Trimmed-down version of an article that appeared in the New York Times
a few days back.
Panel’s Report Urges Higher Education Shake-Up
By SAM DILLON
The New York Times, August 11, 2006
WASHINGTON — A federal commission approved a final report on Thursday that urges a broad shake-up of American higher education. It calls for public universities to measure learning with standardized tests, federal monitoring of college quality, and sweeping changes in financial aid.
Education Secretary Margaret Spellings established the panel a year ago, drawing members from sectors of higher education like community colleges, for-profit trade schools, liberal arts colleges and large research universities, public and private, as well as from the ranks of executives at IBM, Boeing, Microsoft and other businesses. Ms. Spellings urged the group to examine access, affordability and accountability, to determine whether colleges were turning out students qualified to compete in the global economy. The answer in too many cases, the panel said, is that they are not. "Too many Americans just aren’t getting the education that they need," the report said. "There are disturbing signs that many students who do earn degrees have not actually mastered the reading, writing and thinking skills we expect of college graduates."
The panel also called on policy makers and leaders in higher education to find new ways to control costs, saying college tuition should grow no faster than median family income, although it opposed price controls. The commission was created at a time of increasing tuitions. From 1999 to 2004, median family income grew 13% and average tuition 38%, according to federal data...The report recommended bolstering Pell grants, the basic building block of federal student aid, by making the program cover a larger percentage of public college tuition. That proposal could cost billions of dollars.
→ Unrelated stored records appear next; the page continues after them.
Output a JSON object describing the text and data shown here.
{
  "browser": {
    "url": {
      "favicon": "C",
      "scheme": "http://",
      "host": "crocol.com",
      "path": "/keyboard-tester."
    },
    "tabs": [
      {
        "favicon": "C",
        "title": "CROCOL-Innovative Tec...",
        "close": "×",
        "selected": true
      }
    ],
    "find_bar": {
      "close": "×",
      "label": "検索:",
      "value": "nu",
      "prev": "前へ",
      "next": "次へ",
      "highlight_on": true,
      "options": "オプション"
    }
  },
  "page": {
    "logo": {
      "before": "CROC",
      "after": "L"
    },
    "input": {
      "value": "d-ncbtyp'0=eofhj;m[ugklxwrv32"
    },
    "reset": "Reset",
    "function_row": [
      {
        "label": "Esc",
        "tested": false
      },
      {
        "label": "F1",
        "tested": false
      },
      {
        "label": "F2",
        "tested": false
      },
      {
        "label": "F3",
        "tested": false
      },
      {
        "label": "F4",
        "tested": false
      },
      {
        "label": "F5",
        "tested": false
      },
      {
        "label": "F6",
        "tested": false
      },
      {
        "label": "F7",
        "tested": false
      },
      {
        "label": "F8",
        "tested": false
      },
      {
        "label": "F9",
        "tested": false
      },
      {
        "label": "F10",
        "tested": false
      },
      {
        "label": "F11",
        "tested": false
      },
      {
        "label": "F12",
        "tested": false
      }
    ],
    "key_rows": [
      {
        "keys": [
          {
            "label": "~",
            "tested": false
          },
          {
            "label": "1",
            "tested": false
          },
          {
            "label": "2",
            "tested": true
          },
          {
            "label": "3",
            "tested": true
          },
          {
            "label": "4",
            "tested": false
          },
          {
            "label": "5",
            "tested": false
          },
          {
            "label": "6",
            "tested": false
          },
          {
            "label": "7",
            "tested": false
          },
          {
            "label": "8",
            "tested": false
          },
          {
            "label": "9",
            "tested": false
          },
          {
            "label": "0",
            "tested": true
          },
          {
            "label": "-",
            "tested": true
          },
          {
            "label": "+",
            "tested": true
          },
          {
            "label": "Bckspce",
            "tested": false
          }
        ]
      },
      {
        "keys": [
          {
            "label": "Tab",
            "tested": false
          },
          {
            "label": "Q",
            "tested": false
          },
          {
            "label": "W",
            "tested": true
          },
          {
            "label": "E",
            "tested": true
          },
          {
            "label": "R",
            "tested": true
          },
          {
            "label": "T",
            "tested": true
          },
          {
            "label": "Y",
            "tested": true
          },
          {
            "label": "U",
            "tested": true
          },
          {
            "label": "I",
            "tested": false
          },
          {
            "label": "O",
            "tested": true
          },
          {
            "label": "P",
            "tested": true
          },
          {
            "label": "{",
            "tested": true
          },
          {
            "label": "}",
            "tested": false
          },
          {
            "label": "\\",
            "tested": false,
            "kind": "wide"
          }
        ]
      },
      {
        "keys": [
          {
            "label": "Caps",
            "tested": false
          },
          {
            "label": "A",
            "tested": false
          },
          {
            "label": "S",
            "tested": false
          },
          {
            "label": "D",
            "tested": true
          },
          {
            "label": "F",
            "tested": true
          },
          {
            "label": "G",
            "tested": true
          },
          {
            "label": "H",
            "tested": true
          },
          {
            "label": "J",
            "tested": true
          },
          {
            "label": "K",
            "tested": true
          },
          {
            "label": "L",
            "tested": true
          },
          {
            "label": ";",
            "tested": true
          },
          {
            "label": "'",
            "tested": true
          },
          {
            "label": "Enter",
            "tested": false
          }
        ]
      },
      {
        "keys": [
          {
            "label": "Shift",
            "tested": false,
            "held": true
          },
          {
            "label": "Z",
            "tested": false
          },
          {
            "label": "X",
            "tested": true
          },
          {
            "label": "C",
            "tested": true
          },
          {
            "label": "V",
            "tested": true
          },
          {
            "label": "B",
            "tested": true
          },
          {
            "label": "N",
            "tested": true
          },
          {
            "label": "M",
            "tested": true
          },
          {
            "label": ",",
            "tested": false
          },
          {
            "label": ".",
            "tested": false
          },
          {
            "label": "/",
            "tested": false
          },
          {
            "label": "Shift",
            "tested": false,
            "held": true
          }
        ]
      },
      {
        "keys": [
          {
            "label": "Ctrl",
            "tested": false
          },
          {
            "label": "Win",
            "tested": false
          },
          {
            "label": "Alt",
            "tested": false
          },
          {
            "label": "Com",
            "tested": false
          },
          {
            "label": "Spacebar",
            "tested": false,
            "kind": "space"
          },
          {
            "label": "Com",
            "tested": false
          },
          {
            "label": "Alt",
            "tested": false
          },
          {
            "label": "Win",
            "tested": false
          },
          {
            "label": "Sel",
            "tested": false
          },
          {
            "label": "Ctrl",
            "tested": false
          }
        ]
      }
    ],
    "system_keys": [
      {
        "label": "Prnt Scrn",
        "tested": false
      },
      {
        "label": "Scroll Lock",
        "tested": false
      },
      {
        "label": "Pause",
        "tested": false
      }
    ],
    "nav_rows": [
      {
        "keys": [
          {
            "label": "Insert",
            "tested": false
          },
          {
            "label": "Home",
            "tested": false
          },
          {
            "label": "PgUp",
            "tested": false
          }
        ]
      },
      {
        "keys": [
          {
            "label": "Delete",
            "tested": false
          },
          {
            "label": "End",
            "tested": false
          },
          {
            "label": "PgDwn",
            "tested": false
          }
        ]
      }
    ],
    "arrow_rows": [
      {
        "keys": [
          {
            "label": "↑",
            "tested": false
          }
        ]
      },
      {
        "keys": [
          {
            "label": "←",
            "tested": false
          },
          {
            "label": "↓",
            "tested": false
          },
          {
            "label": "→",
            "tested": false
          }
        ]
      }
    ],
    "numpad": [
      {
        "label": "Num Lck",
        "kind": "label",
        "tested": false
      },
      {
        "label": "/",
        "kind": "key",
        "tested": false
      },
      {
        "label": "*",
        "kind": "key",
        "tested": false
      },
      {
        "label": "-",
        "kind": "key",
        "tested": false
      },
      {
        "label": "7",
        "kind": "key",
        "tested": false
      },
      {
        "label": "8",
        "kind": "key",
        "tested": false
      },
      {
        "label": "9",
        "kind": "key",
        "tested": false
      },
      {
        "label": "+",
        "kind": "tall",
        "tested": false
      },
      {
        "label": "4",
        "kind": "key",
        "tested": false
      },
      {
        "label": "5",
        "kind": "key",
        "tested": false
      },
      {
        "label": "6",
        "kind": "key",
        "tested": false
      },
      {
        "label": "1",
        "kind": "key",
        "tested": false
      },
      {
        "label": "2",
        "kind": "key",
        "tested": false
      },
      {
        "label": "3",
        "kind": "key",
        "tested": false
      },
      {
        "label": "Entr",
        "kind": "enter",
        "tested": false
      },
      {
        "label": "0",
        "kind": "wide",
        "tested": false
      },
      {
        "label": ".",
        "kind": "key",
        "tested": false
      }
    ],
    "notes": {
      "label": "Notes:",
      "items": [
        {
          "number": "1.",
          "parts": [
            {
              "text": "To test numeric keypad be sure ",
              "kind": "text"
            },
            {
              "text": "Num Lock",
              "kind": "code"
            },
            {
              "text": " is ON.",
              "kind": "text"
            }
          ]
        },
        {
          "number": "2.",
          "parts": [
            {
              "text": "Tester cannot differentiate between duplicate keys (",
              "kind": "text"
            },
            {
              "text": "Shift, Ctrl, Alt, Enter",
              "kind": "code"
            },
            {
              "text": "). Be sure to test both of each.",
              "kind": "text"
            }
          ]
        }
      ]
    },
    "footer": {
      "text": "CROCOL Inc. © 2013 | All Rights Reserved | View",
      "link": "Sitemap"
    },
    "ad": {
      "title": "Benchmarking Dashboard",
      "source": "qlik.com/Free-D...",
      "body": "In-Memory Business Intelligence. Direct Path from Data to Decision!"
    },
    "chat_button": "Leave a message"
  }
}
18 of the 19 members of the panel, the Commission on the Future of Higher Education, voted to sign the report, which attacked increasing tuition costs and pointed to signs of complacency on some campuses. David Ward, who as president of the largest association of colleges and universities was the most powerful representative of the higher education establishment on the commission, refused to sign...Dr. Ward said that academia would take it seriously, but that he wanted to remain "free to contest" it. Several proposals, including those on testing and financial aid, aroused fierce opposition from university leaders and at points divided the panel.
The chairman, Charles Miller, an investor and a former chairman of the University of Texas Regents, had hoped to turn out a punchy report that would rattle academia with warnings of crisis. But in the last 6 weeks, the commission issued 6 drafts, watering down passages that had drawn criticism and eliminating one this week, written by Mr. Miller, that had encouraged expanding private loans as a share of student financial aid.
A proposal on standardized tests was also weakened at the last moment. Previous drafts said that "states should require" public universities to use standardized tests, but the final version said simply that universities "should measure student learning" with standardized tests.
Another council member, the National Association of Independent Colleges and Universities, which represents 900 private institutions including liberal arts colleges, major research universities and church- and other faith-related colleges, attacked the recommendation to develop a national database to follow individual students’ progress as a way of holding colleges accountable for students’ success. The association called the proposal a dangerous intrusion on privacy, saying, "Our members find this idea chilling."
All the panel members who participated in a meeting on Thursday at the Education Department headquarters here expressed unanimity on some points, including that the report correctly identified critical challenges like increasing access to higher education for poor students and holding institutions more accountable for students who drop out or graduate with few skills.
The members seemed at odds on how to carry their recommendations forward. Some, like former Gov. James B. Hunt Jr. of North Carolina, called on President Bush to incorporate them in the Congressional agenda.
The final draft of the report is available here
So...it's still not clear what precisely--if anything--will come out of this Commission's work from a policy standpoint (federal, state, university associations', or otherwise). However, the report does touch on a number of interesting issues, include some that have cropped up in FYM numerous times. I won't get into relaying everything I know about the Commission's research and debates thus far, but a few other issues underlying some of the points cited above are:
--The problem of grade inflation.
--The lack of a nationwide, coherent curriculum within various disciplines.
--The frequent complaint made by major employers to universities' career counselors that today's college graduates, as the report references, "have not actually mastered the reading, writing and thinking skills we expect of college graduates."
--The problem (with regard to standardized testing) of how exactly might one measure what college graduates have learned.
--The fact that universities tend to bristle at the suggestion that tuition costs are best reduced by the government taking more aggressive charge of how existing funds are allocated, rather than by increased funding; while for their part, student loan giants (e.g., Sallie Mae) tend to object to the idea of wholly private funding, because they want the backup of government subsidies there to cover them when students default on loans.
--Given that higher education is voluntary, should the government be getting into defining what it ought to consist of?
I'll hold off on my own opinions for now (they're all still pretty much in flux anyway) but would be interested in hearing what some of you think about the Commission's proposals.